Примерно через час мы выезжаем из города. Становится заметно темнее, так как вокруг лес, и нет никакого освещения, кроме фар. Мы несемся на той же скорости, на какой ездили по трассе, по расчищенной прошу заметить. Здесь же может и расчистили, но снегом насыпало опять и никакой техники уже нет! Мы несемся как потерпевшие!
Мне страшно. Не потому что Герман не справляется с управлением, а потому что кругом темным темно и кроме нас никаких других машин на дороге нету!
— Боишься?
— Нет, с чего это мне боятся?
— Не знаю, поэтому и спрашиваю. Буто побледнела. Все в порядке? — он делает тише музыку.
— Мне страшно, потому что по обе стороны дороги деревья.
— А должно быть? — он смеется.
— А что я смешного сказала?
— Мы едем в горы, и естественно тут деревья. Зато смотри какая красота.

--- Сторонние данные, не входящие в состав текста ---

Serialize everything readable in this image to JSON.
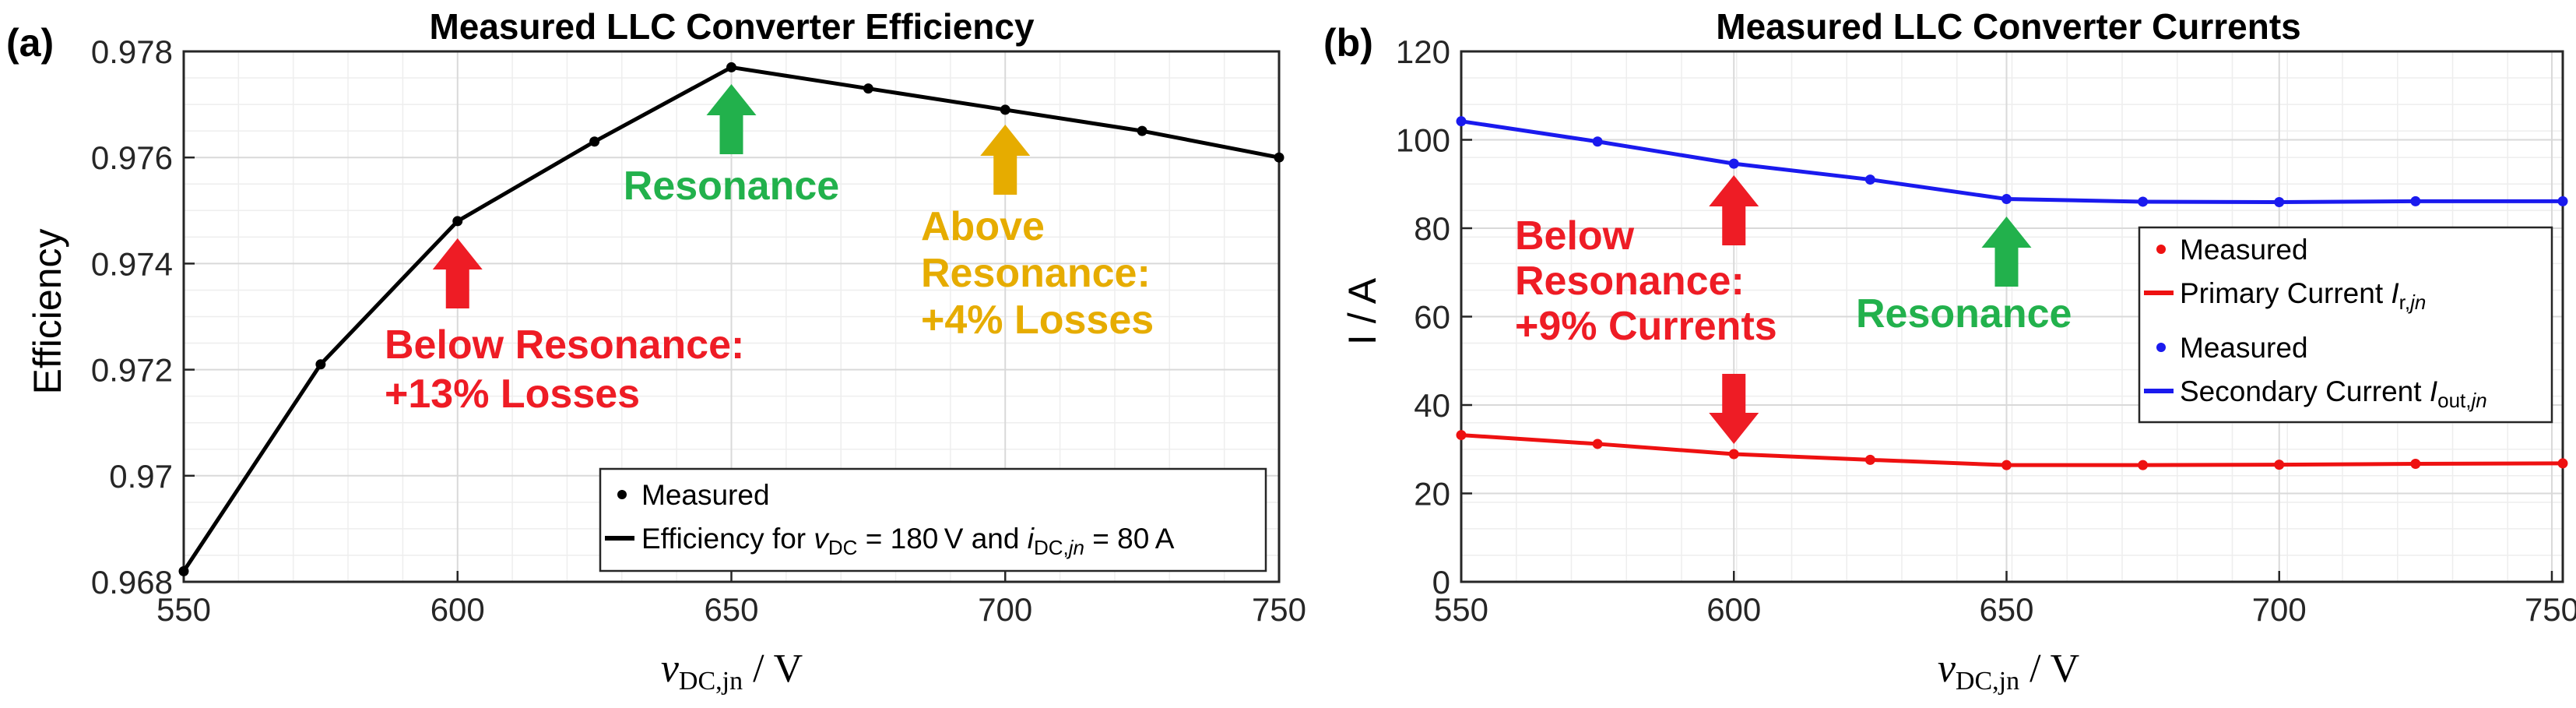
{
  "chart_data": [
    {
      "type": "line",
      "panel_label": "(a)",
      "title": "Measured LLC Converter Efficiency",
      "xlabel_main": "v",
      "xlabel_sub": "DC,jn",
      "xlabel_unit": " / V",
      "ylabel": "Efficiency",
      "xlim": [
        550,
        750
      ],
      "ylim": [
        0.968,
        0.978
      ],
      "x_ticks": [
        550,
        600,
        650,
        700,
        750
      ],
      "x_tick_labels": [
        "550",
        "600",
        "650",
        "700",
        "750"
      ],
      "y_ticks": [
        0.968,
        0.97,
        0.972,
        0.974,
        0.976,
        0.978
      ],
      "y_tick_labels": [
        "0.968",
        "0.97",
        "0.972",
        "0.974",
        "0.976",
        "0.978"
      ],
      "grid": true,
      "series": [
        {
          "name": "Efficiency for vDC = 180 V and iDC,jn = 80 A",
          "color": "#000000",
          "x": [
            550,
            575,
            600,
            625,
            650,
            675,
            700,
            725,
            750
          ],
          "y": [
            0.9682,
            0.9721,
            0.9748,
            0.9763,
            0.9777,
            0.9773,
            0.9769,
            0.9765,
            0.976
          ]
        }
      ],
      "legend": {
        "position": "bottom-right",
        "marker_label": "Measured",
        "line_label_prefix": "Efficiency for ",
        "line_label_v": "v",
        "line_label_v_sub": "DC",
        "line_label_mid": " = 180 V and ",
        "line_label_i": "i",
        "line_label_i_sub": "DC,",
        "line_label_i_sub_italic": "jn",
        "line_label_end": " = 80 A"
      },
      "annotations": [
        {
          "text_lines": [
            "Resonance"
          ],
          "color": "#22b14c",
          "arrow_x": 650,
          "arrow_y": 0.977,
          "arrow_dir": "up"
        },
        {
          "text_lines": [
            "Above",
            "Resonance:",
            "+4% Losses"
          ],
          "color": "#e6ac00",
          "arrow_x": 700,
          "arrow_y": 0.9761,
          "arrow_dir": "up"
        },
        {
          "text_lines": [
            "Below Resonance:",
            "+13% Losses"
          ],
          "color": "#ee1c25",
          "arrow_x": 600,
          "arrow_y": 0.974,
          "arrow_dir": "up"
        }
      ]
    },
    {
      "type": "line",
      "panel_label": "(b)",
      "title": "Measured LLC Converter Currents",
      "xlabel_main": "v",
      "xlabel_sub": "DC,jn",
      "xlabel_unit": " / V",
      "ylabel": "I / A",
      "xlim": [
        550,
        752
      ],
      "ylim": [
        0,
        120
      ],
      "x_ticks": [
        550,
        600,
        650,
        700,
        750
      ],
      "x_tick_labels": [
        "550",
        "600",
        "650",
        "700",
        "750"
      ],
      "y_ticks": [
        0,
        20,
        40,
        60,
        80,
        100,
        120
      ],
      "y_tick_labels": [
        "0",
        "20",
        "40",
        "60",
        "80",
        "100",
        "120"
      ],
      "grid": true,
      "series": [
        {
          "name": "Primary Current Ir,jn",
          "color": "#ee1111",
          "x": [
            550,
            575,
            600,
            625,
            650,
            675,
            700,
            725,
            752
          ],
          "y": [
            33.2,
            31.2,
            28.9,
            27.6,
            26.4,
            26.4,
            26.5,
            26.7,
            26.8
          ]
        },
        {
          "name": "Secondary Current Iout,jn",
          "color": "#1a1aee",
          "x": [
            550,
            575,
            600,
            625,
            650,
            675,
            700,
            725,
            752
          ],
          "y": [
            104.2,
            99.6,
            94.6,
            91.0,
            86.6,
            86.0,
            85.9,
            86.1,
            86.1
          ]
        }
      ],
      "legend": {
        "position": "right",
        "entries": [
          {
            "kind": "marker",
            "color": "#ee1111",
            "label": "Measured"
          },
          {
            "kind": "line",
            "color": "#ee1111",
            "label": "Primary Current ",
            "sym": "I",
            "sub": "r,",
            "sub_italic": "jn"
          },
          {
            "kind": "marker",
            "color": "#1a1aee",
            "label": "Measured"
          },
          {
            "kind": "line",
            "color": "#1a1aee",
            "label": "Secondary Current ",
            "sym": "I",
            "sub": "out,",
            "sub_italic": "jn"
          }
        ]
      },
      "annotations": [
        {
          "text_lines": [
            "Below",
            "Resonance:",
            "+9% Currents"
          ],
          "color": "#ee1c25"
        },
        {
          "text_lines": [
            "Resonance"
          ],
          "color": "#22b14c"
        }
      ]
    }
  ]
}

— Просто чем дальше мы едем, тем больше снега на дороге и заметьте техники никакой на дороге нету.
— Конечно нету! Они уже отработали, и у них представь себе тоже есть семья и им тоже хочется праздника.

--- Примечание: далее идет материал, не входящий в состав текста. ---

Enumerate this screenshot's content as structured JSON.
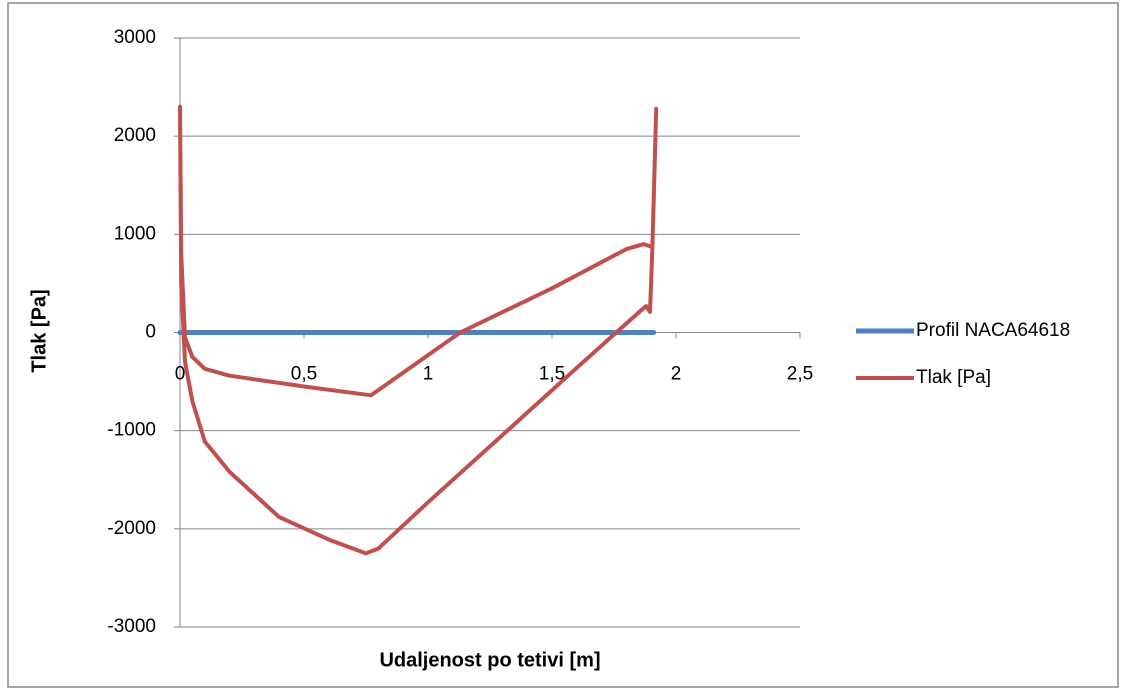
{
  "chart_data": {
    "type": "scatter-line",
    "x_label": "Udaljenost po tetivi [m]",
    "y_label": "Tlak [Pa]",
    "xlim": [
      0,
      2.5
    ],
    "xticks": [
      0,
      {
        "value": 0.5,
        "label": "0,5"
      },
      1,
      {
        "value": 1.5,
        "label": "1,5"
      },
      2,
      {
        "value": 2.5,
        "label": "2,5"
      }
    ],
    "ylim": [
      -3000,
      3000
    ],
    "yticks": [
      -3000,
      -2000,
      -1000,
      0,
      1000,
      2000,
      3000
    ],
    "grid": true,
    "legend": "right",
    "series": [
      {
        "name": "Profil NACA64618",
        "color": "#4f81bd",
        "x": [
          0,
          1.91
        ],
        "values": [
          0,
          0
        ]
      },
      {
        "name": "Tlak [Pa]",
        "color": "#c0504d",
        "x": [
          1.92,
          1.905,
          1.87,
          1.8,
          1.5,
          1.13,
          0.77,
          0.5,
          0.2,
          0.1,
          0.05,
          0.02,
          0.005,
          0,
          0.005,
          0.02,
          0.05,
          0.1,
          0.2,
          0.4,
          0.6,
          0.75,
          0.8,
          1.0,
          1.3,
          1.6,
          1.75,
          1.87,
          1.88,
          1.895,
          1.905
        ],
        "values": [
          2280,
          870,
          900,
          850,
          450,
          0,
          -640,
          -550,
          -440,
          -370,
          -250,
          -50,
          800,
          2300,
          500,
          -300,
          -700,
          -1110,
          -1420,
          -1880,
          -2110,
          -2250,
          -2200,
          -1730,
          -1045,
          -360,
          -20,
          250,
          270,
          210,
          870
        ]
      }
    ]
  }
}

— Мы доедем через час. Не бойся.
— Можно убавить скорость и приехать через полтора часа. За пол часа мы успеем собраться к 24 часам.
— Мы едем с нормальной скоростью, Алена. Смотри на спидометр 60.
— А можно 40?
— А можно помолчать? — а сколько можно мне указывать? Зря я поехала с ним. Сейчас бы смотрела телевизор, какие нибудь песни о главном, запекла бы курочку в духовке, мне хватило. Мандарины у меня есть. А я тут сижу, среди леса, темной ночью, — обиделась?
— Нет, — отворачиваюсь к окну.
— Я не хотел тебя обидеть, извини. Просто мы оба знаем, что опаздываем. Я раньше не мог тебя забрать, на работу заезжал.
— Я не обиделась, — смотрю на обочину, а Герман строго на дорогу, замечаю какую-то серую-пушистую живность. Она шевелится, только я не пойму что-кто это? В свете фар и с нашим приближением к ней ее окрас меняется от серо-темного на серо-желтую что ли, глаза горят ярко. Она услышав шум машины, или от яркого света фар бросается на дорогу.
— Господи! — я кричу что есть силы, потому как она бросается под наши колеса, — Герман остановись! — я уже реву, закрываю глаза ладонями и просто кричу, что есть силы.
Визг тормозов словно отрезвляет, я открываю глаза.
— Это кролик Герман!
Чтобы не задавить животное, Герман сворачивает на обочину. В сугроб.
Машина останавливается. Кролик спокойно перебегает дорогу.
— Это заяц! И если бы ты не кричала. уф, о чем я говорю.
— У нее может быть там детки ждут!
— Детки? — он заходится в истерическом смехе, глушит двигатель.
— Детки!
— А нас ждут люди, в горах. У нас праздник на носу, а мы смотри куда вляпались.
Он выходит из машины, обходит ее. Я тоже. Стоим перед фарами.
— Ты садись за руль, а я… попробую толкать. Может выедем на дорогу.
— Что? Не смеши меня! Геракл.
Он набирает чей-то телефон. Не дозванивается. Опять и опять.
— Связи нет, только экстренные вызовы, — не дожидаясь моего ответа отходит от меня, опять набирает номер. Скорей всего 112, потому как ему отвечают. А тут возможны только экстренные вызовы.
Долго разговаривает, потом выключает, убирает телефон от уха, ругается матом пинает сугроб, поворачивается идет ко мне.
— Дорожная служба начнет работу только после трех часов ночи.
— Что?
— Что слышала, садись в машину, — открывает мою дверь и толкает меня внутрь.